We think you need these skills to ace Data Engineer - Python & AWS - Fully Remote in City of London
Some tips for your application 🫡
Show Your Passion for Data:When writing your application, let us see your enthusiasm for data engineering! Share specific examples of projects you've worked on that highlight your skills in Python and AWS. We love to see how you’ve tackled challenges and made an impact in your previous roles.
Tailor Your CV:Make sure your CV is tailored to the job description. Highlight your experience with data pipelines and ML systems, and don’t forget to mention any AI-native projects you've been involved in. We want to see how your background aligns with our needs!
Be Clear and Concise:Keep your application clear and to the point. Use bullet points where possible to make it easy for us to read through your experience and skills. We appreciate a well-structured application that gets straight to the good stuff!
Apply Through Our Website:We encourage you to apply directly through our website. It’s the best way for us to receive your application and ensures you’re considered for the role. Plus, it shows us you’re keen to join our team at StudySmarter!
How to prepare for a job interview at Wave Group
✨Know Your Tech Inside Out
Make sure you’re well-versed in Python, AWS, and any other tech mentioned in the job description. Brush up on your experience with data pipelines and ML systems, as you'll likely be asked to discuss specific projects you've worked on.
✨Showcase Your Problem-Solving Skills
Prepare examples of how you've tackled data quality issues or improved data processing in previous roles. This is a small team, so they’ll want to see that you can think on your feet and come up with solutions without a safety net.

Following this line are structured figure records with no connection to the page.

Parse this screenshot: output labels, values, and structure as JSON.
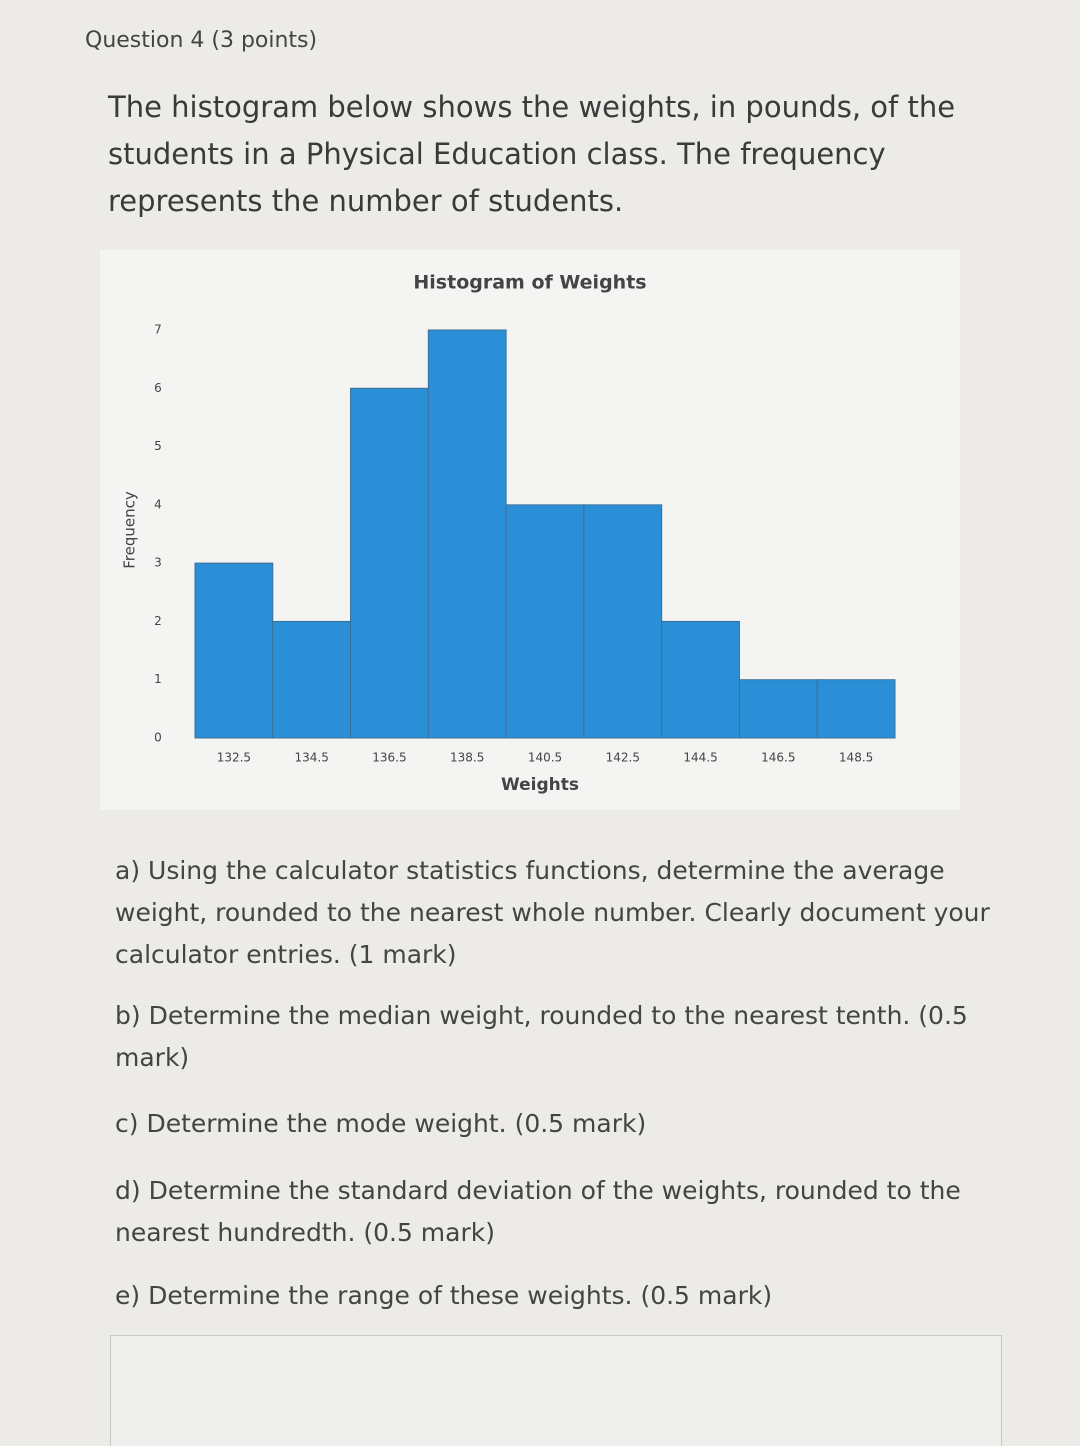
{
  "header": {
    "title": "Question 4 (3 points)"
  },
  "intro": "The histogram below shows the weights, in pounds, of the students in a Physical Education class. The frequency represents the number of students.",
  "chart_data": {
    "type": "histogram",
    "title": "Histogram of Weights",
    "x_label": "Weights",
    "y_label": "Frequency",
    "bins": [
      131.5,
      133.5,
      135.5,
      137.5,
      139.5,
      141.5,
      143.5,
      145.5,
      147.5,
      149.5
    ],
    "values": [
      3,
      2,
      6,
      7,
      4,
      4,
      2,
      1,
      1
    ],
    "color": "#2b8fd8",
    "xlim": [
      131.5,
      149.5
    ],
    "xticks": [
      132.5,
      134.5,
      136.5,
      138.5,
      140.5,
      142.5,
      144.5,
      146.5,
      148.5
    ],
    "ylim": [
      0,
      7
    ],
    "yticks": [
      0,
      1,
      2,
      3,
      4,
      5,
      6,
      7
    ],
    "grid": false
  },
  "questions": [
    "a) Using the calculator statistics functions, determine the average weight, rounded to the nearest whole number. Clearly document your calculator entries. (1 mark)",
    "b) Determine the median weight, rounded to the nearest tenth. (0.5 mark)",
    "c) Determine the mode weight. (0.5 mark)",
    "d) Determine the standard deviation of the weights, rounded to the nearest hundredth. (0.5 mark)",
    "e) Determine the range of these weights. (0.5 mark)"
  ]
}
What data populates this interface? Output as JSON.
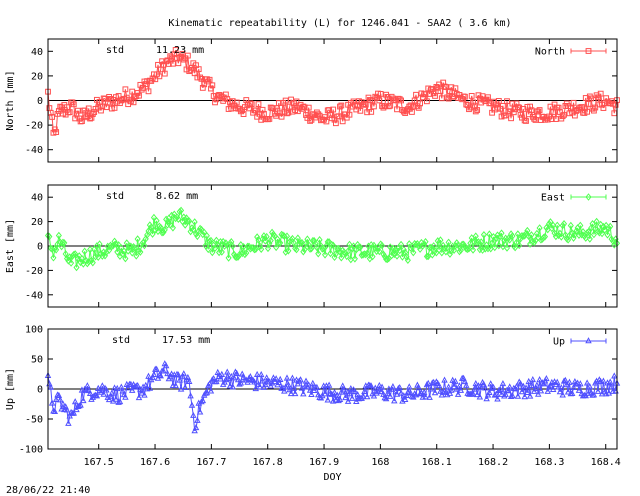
{
  "page": {
    "title": "Kinematic repeatability (L) for 1246.041 - SAA2  (  3.6 km)",
    "timestamp": "28/06/22 21:40"
  },
  "chart_data": [
    {
      "type": "scatter",
      "name": "north",
      "ylabel": "North [mm]",
      "legend": "North",
      "legend_position": "top-right",
      "color": "#ff5050",
      "marker": "square",
      "std_label": "std",
      "std_value": "11.23 mm",
      "ylim": [
        -50,
        50
      ],
      "yticks": [
        -40,
        -20,
        0,
        20,
        40
      ],
      "xlim": [
        167.41,
        168.42
      ],
      "x": [
        167.41,
        167.42,
        167.43,
        167.45,
        167.47,
        167.5,
        167.53,
        167.56,
        167.58,
        167.6,
        167.62,
        167.64,
        167.66,
        167.67,
        167.68,
        167.7,
        167.72,
        167.75,
        167.8,
        167.85,
        167.9,
        167.95,
        168.0,
        168.05,
        168.1,
        168.15,
        168.2,
        168.25,
        168.3,
        168.35,
        168.4,
        168.42
      ],
      "values": [
        5,
        -30,
        -10,
        -5,
        -15,
        -5,
        0,
        5,
        10,
        20,
        30,
        35,
        30,
        25,
        20,
        8,
        0,
        -5,
        -10,
        -5,
        -15,
        -8,
        0,
        -5,
        10,
        0,
        -5,
        -10,
        -10,
        -5,
        0,
        -5
      ]
    },
    {
      "type": "scatter",
      "name": "east",
      "ylabel": "East [mm]",
      "legend": "East",
      "legend_position": "top-right",
      "color": "#50ff50",
      "marker": "diamond",
      "std_label": "std",
      "std_value": "8.62 mm",
      "ylim": [
        -50,
        50
      ],
      "yticks": [
        -40,
        -20,
        0,
        20,
        40
      ],
      "xlim": [
        167.41,
        168.42
      ],
      "x": [
        167.41,
        167.42,
        167.43,
        167.45,
        167.47,
        167.5,
        167.53,
        167.56,
        167.58,
        167.6,
        167.62,
        167.64,
        167.66,
        167.67,
        167.68,
        167.7,
        167.72,
        167.75,
        167.8,
        167.85,
        167.9,
        167.95,
        168.0,
        168.05,
        168.1,
        168.15,
        168.2,
        168.25,
        168.3,
        168.35,
        168.4,
        168.42
      ],
      "values": [
        5,
        -5,
        5,
        -15,
        -10,
        -5,
        -2,
        -5,
        5,
        20,
        15,
        25,
        20,
        15,
        10,
        0,
        -2,
        -5,
        5,
        0,
        -2,
        -5,
        -5,
        -5,
        0,
        0,
        5,
        5,
        15,
        10,
        15,
        5
      ]
    },
    {
      "type": "scatter",
      "name": "up",
      "ylabel": "Up [mm]",
      "legend": "Up",
      "legend_position": "top-right",
      "color": "#5050ff",
      "marker": "triangle",
      "std_label": "std",
      "std_value": "17.53 mm",
      "xlabel": "DOY",
      "ylim": [
        -100,
        100
      ],
      "yticks": [
        -100,
        -50,
        0,
        50,
        100
      ],
      "xlim": [
        167.41,
        168.42
      ],
      "xticks": [
        "167.5",
        "167.6",
        "167.7",
        "167.8",
        "167.9",
        "168",
        "168.1",
        "168.2",
        "168.3",
        "168.4"
      ],
      "x": [
        167.41,
        167.42,
        167.43,
        167.45,
        167.47,
        167.5,
        167.53,
        167.56,
        167.58,
        167.6,
        167.62,
        167.64,
        167.66,
        167.67,
        167.68,
        167.7,
        167.72,
        167.75,
        167.8,
        167.85,
        167.9,
        167.95,
        168.0,
        168.05,
        168.1,
        168.15,
        168.2,
        168.25,
        168.3,
        168.35,
        168.4,
        168.42
      ],
      "values": [
        10,
        -30,
        -20,
        -50,
        -10,
        0,
        -10,
        -5,
        0,
        20,
        30,
        10,
        15,
        -60,
        -30,
        10,
        20,
        15,
        10,
        5,
        -5,
        -10,
        -5,
        -10,
        0,
        5,
        -5,
        0,
        5,
        0,
        5,
        10
      ]
    }
  ]
}
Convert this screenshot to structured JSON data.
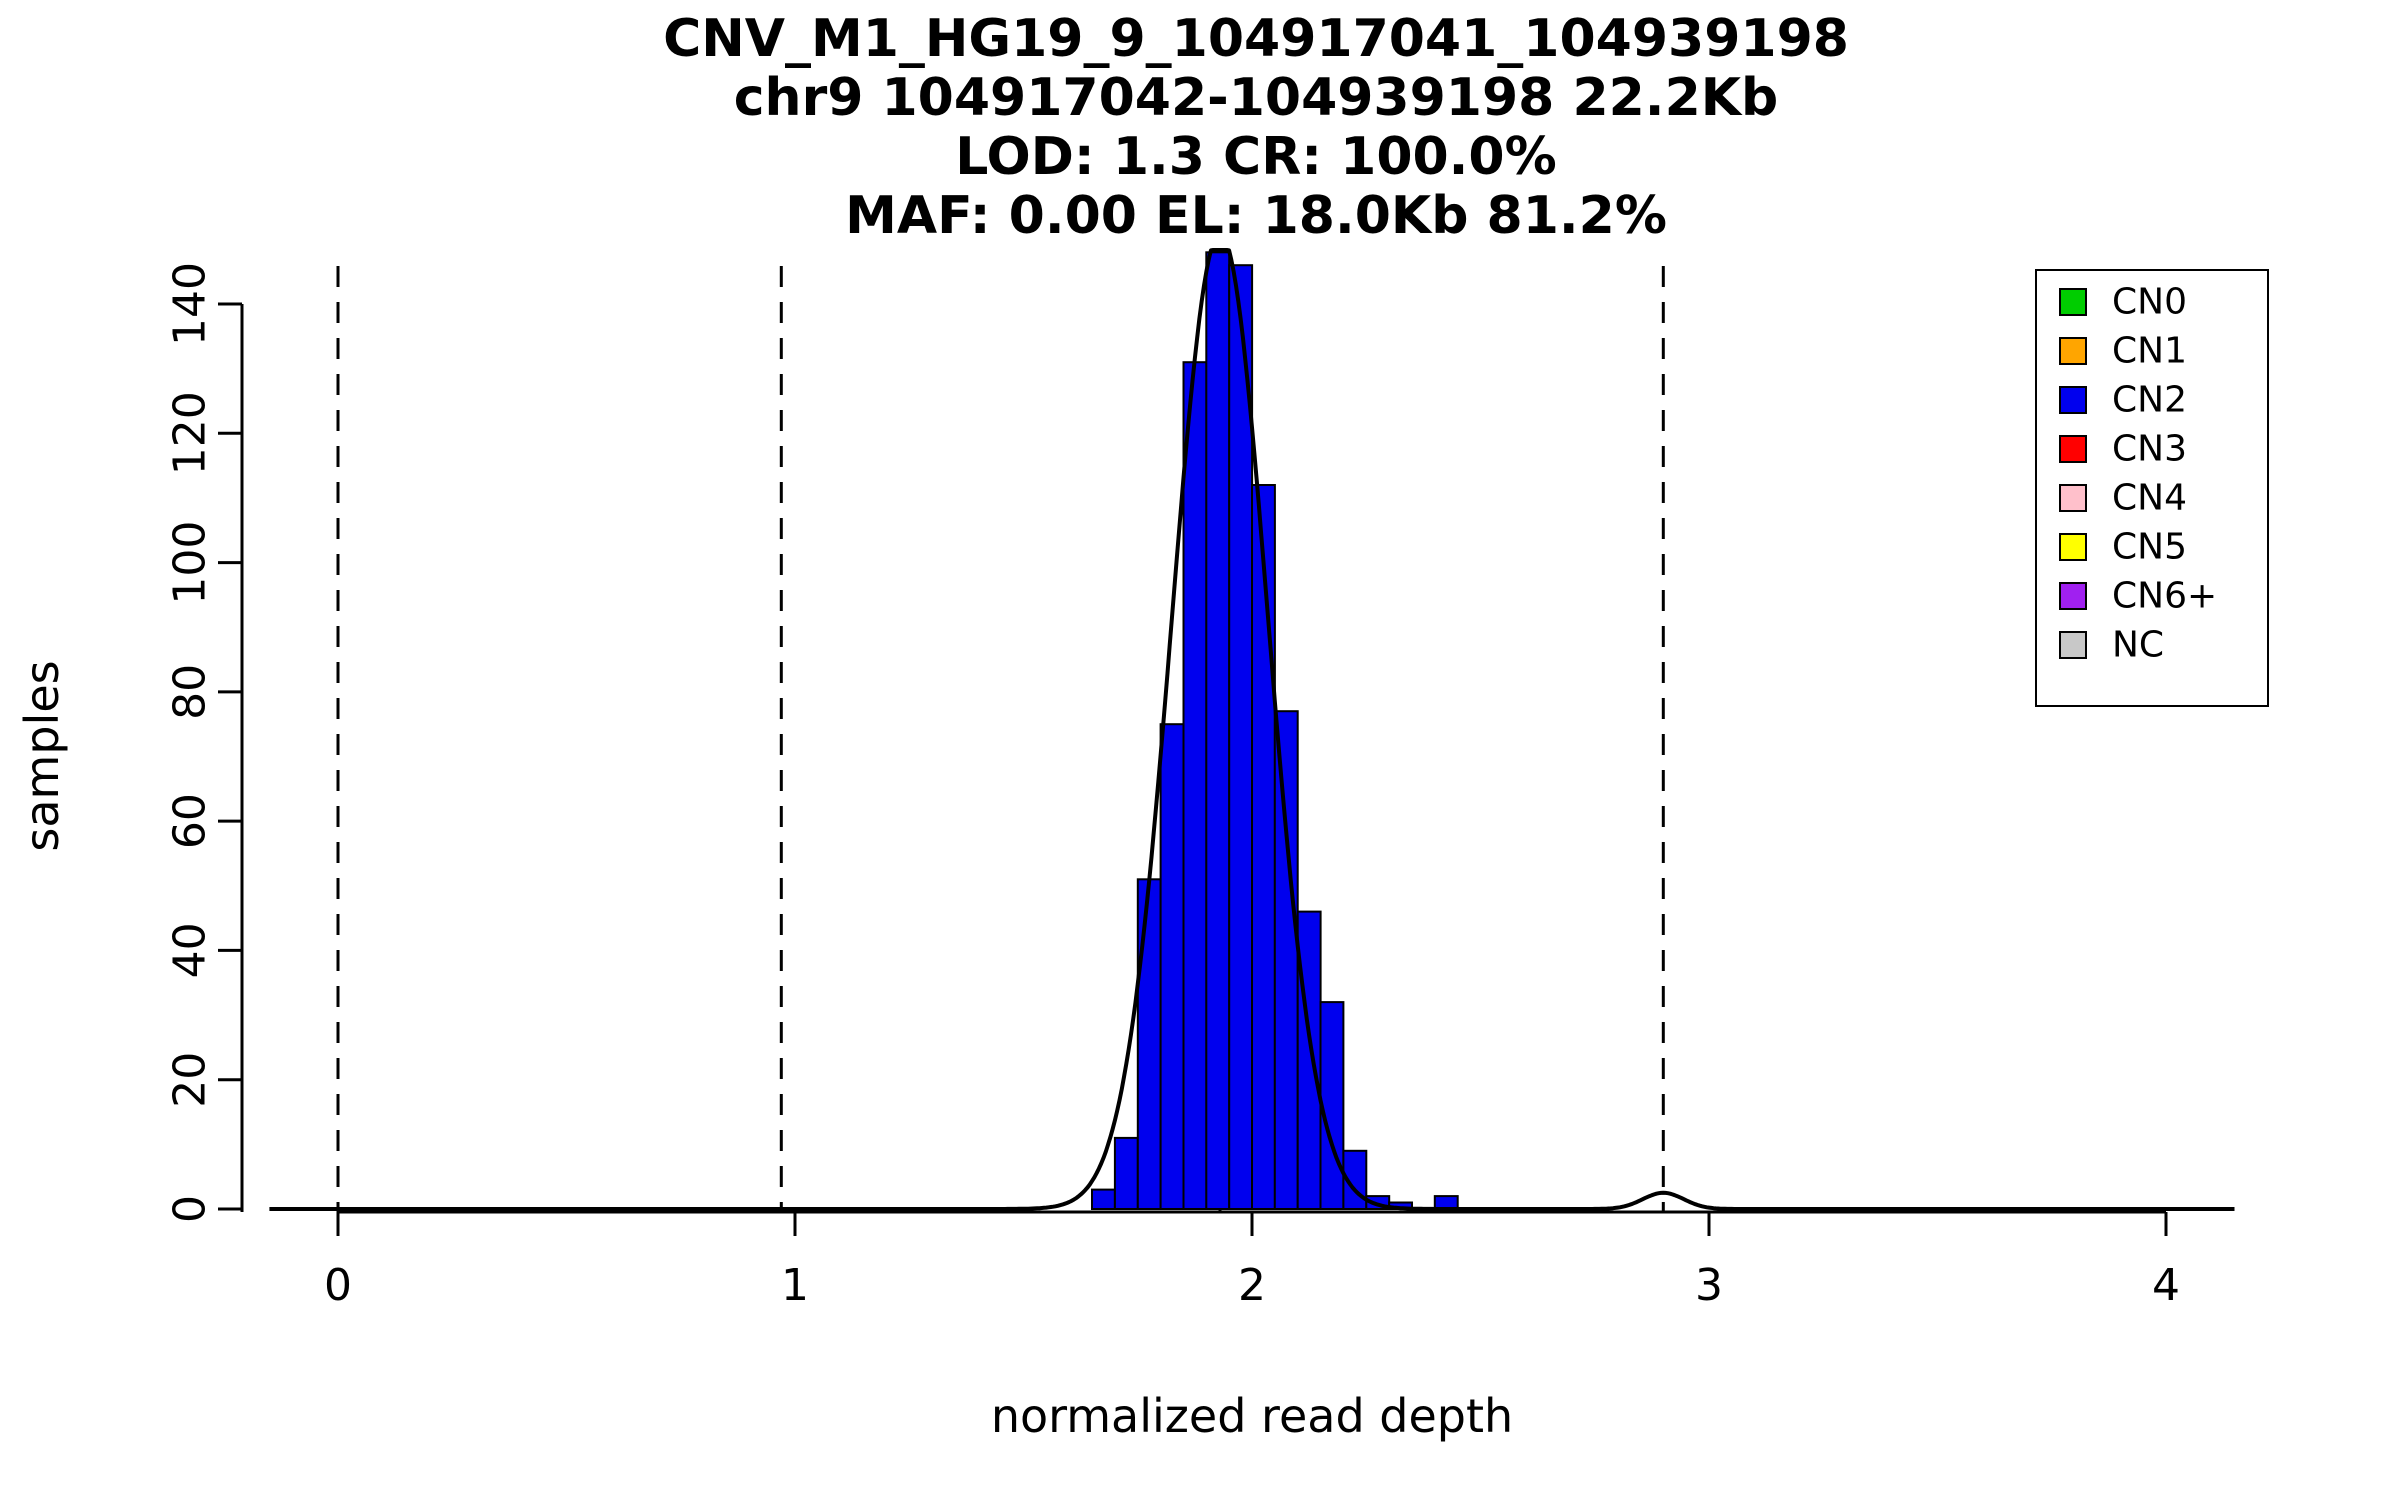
{
  "chart_data": {
    "type": "bar",
    "title_lines": [
      "CNV_M1_HG19_9_104917041_104939198",
      "chr9 104917042-104939198 22.2Kb",
      "LOD: 1.3 CR: 100.0%",
      "MAF: 0.00 EL: 18.0Kb 81.2%"
    ],
    "xlabel": "normalized read depth",
    "ylabel": "samples",
    "xlim": [
      -0.15,
      4.15
    ],
    "ylim": [
      0,
      150
    ],
    "xticks": [
      0,
      1,
      2,
      3,
      4
    ],
    "yticks": [
      0,
      20,
      40,
      60,
      80,
      100,
      120,
      140
    ],
    "grid": false,
    "legend_position": "top-right",
    "bin_width": 0.05,
    "histogram": {
      "bin_start": [
        1.65,
        1.7,
        1.75,
        1.8,
        1.85,
        1.9,
        1.95,
        2.0,
        2.05,
        2.1,
        2.15,
        2.2,
        2.25,
        2.3,
        2.35,
        2.4
      ],
      "counts": [
        3,
        11,
        51,
        75,
        131,
        148,
        146,
        112,
        77,
        46,
        32,
        9,
        2,
        1,
        0,
        2
      ]
    },
    "bar_color": "#0000EE",
    "dashed_lines_x": [
      0,
      0.97,
      1.93,
      2.9
    ],
    "density_curve": {
      "components": [
        {
          "mean": 1.93,
          "sd": 0.105,
          "peak": 151
        },
        {
          "mean": 2.9,
          "sd": 0.045,
          "peak": 2.5
        }
      ]
    },
    "legend": {
      "entries": [
        {
          "label": "CN0",
          "color": "#00CD00"
        },
        {
          "label": "CN1",
          "color": "#FFA500"
        },
        {
          "label": "CN2",
          "color": "#0000EE"
        },
        {
          "label": "CN3",
          "color": "#FF0000"
        },
        {
          "label": "CN4",
          "color": "#FFC0CB"
        },
        {
          "label": "CN5",
          "color": "#FFFF00"
        },
        {
          "label": "CN6+",
          "color": "#A020F0"
        },
        {
          "label": "NC",
          "color": "#C8C8C8"
        }
      ]
    }
  }
}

✨Understand the Business Context
Familiarise yourself with the financial industry and the importance of clean, structured datasets. Being able to discuss how your work impacts decision-making for clients will show that you understand the bigger picture.
✨Ask Insightful Questions
Prepare thoughtful questions about their data infrastructure and future plans. This not only shows your interest in the role but also gives you a chance to assess if the company aligns with your career goals.